Protected Information Policy

Depositors are responsible for ensuring that the submission is free from personally identifiable information such as individually identifiable health information (PHI), information that can be used to distinguish or trace an individual’s identity (PII), or student education records. By submitting material to this repository, the depositor acknowledges that the work is in compliance with laws and guidelines defined by the author’s program sponsors, sponsoring organization and relevant governing boards. Discovery of Protected Information within a deposit will result in immediate withdrawal from the Archive.

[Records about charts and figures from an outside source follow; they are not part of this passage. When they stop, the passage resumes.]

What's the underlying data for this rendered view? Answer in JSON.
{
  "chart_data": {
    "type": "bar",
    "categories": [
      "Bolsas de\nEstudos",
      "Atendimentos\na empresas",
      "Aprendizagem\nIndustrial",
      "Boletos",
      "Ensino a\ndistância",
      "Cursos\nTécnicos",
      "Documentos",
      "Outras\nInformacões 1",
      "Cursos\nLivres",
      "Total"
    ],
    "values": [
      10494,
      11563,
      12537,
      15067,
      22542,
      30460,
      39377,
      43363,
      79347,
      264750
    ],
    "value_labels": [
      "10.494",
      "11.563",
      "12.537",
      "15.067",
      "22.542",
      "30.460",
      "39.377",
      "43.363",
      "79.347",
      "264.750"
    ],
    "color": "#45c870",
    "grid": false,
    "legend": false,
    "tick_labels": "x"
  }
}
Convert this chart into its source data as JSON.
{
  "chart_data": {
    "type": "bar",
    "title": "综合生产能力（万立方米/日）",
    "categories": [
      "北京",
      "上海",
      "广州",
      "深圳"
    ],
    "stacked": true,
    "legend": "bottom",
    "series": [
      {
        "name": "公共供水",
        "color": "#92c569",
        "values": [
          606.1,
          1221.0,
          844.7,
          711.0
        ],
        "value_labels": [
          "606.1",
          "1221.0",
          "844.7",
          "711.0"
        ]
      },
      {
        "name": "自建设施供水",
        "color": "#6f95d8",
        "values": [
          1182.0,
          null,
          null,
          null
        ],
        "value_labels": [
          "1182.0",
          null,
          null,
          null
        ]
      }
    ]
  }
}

See the Terms of Deposit for more information.

PHI Definition and Data Elements

The HIPAA Privacy Rule defines PHI and PYI data elements as "Individually identifiable health information," including demographic data, that relates to:

  • the individual’s past, present or future physical or mental health or condition,
  • the provision of health care to the individual, or
  • the past, present, or future payment for the provision of health care to the individual,
  • the individual's identity or for which there is a reasonable basis to believe it can be used to identify the individual.

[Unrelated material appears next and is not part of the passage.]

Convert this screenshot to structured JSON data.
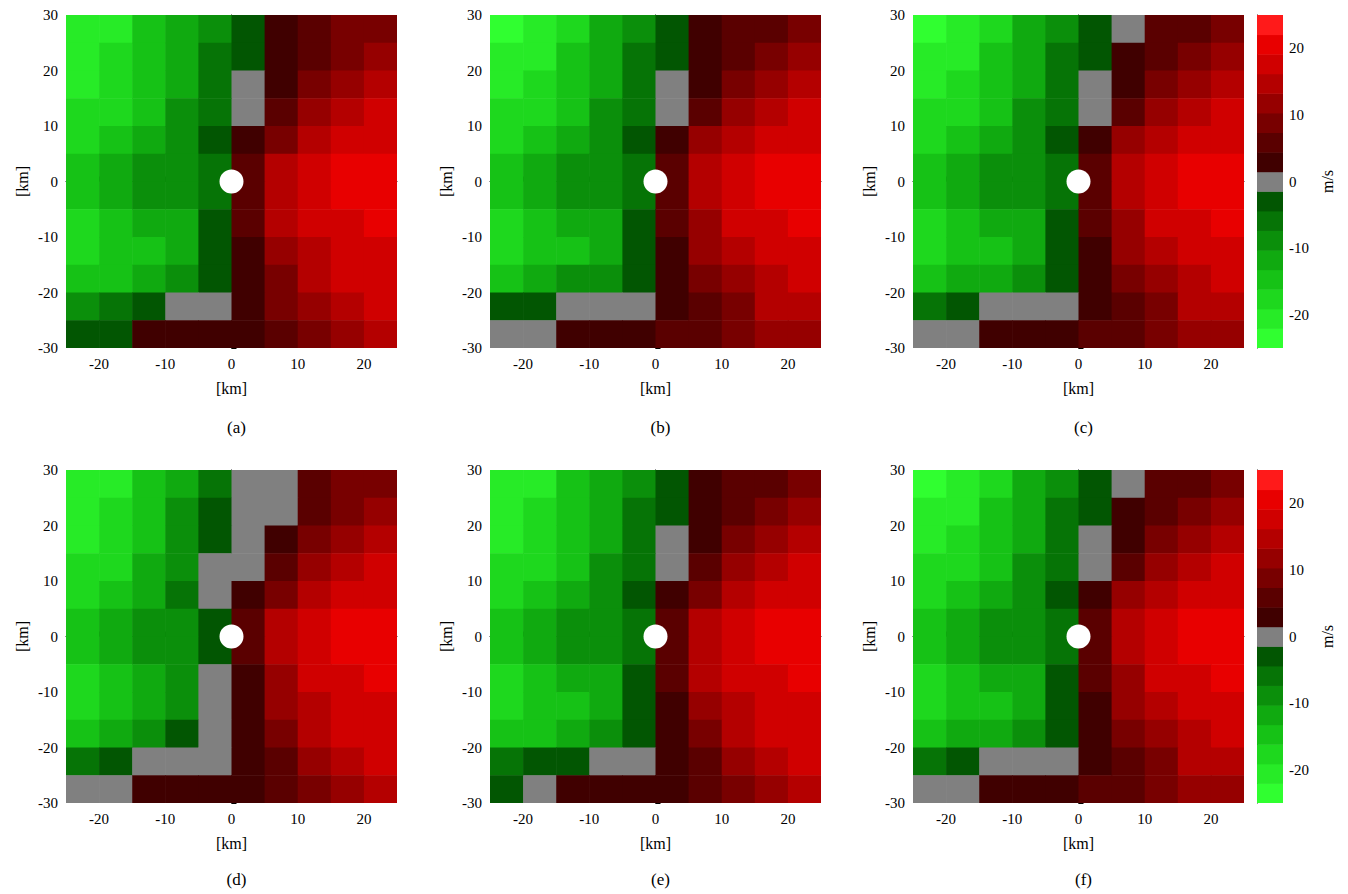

Individually identifiable health information includes many common identifiers (e.g., name, address, birth date, Social Security Number).

PII Definition and Data Elements

Per the Executive Office of the President, Office of Management and Budget (OMB) and the U.S. Department of Commerce, Office of the Chief Information Officer:

"The term “personally identifiable information” refers to information which can be used to distinguish or trace an individual's identity, such as their name, Social Security Number, biometric records, etc. alone, or when combined with other personal or identifying information which is linked or linkable to a specific individual, such as date and place of birth, mother’s maiden name, etc."

FERPA Definition and Data Elements

The Family Educational Rights and Privacy Act (FERPA) is a federal law that affords parents the right to have access to their children's education records, the right to seek to have the records amended, and the right to have some control over the disclosure of personally identifiable information from the education records. When a student turns 18 years old, or enters a postsecondary institution at any age, the rights under FERPA transfer from the parents to the student. The FERPA statute is found at 20 U.S.C. § 1232g and the FERPA regulations are found at 34 CFR Part 99.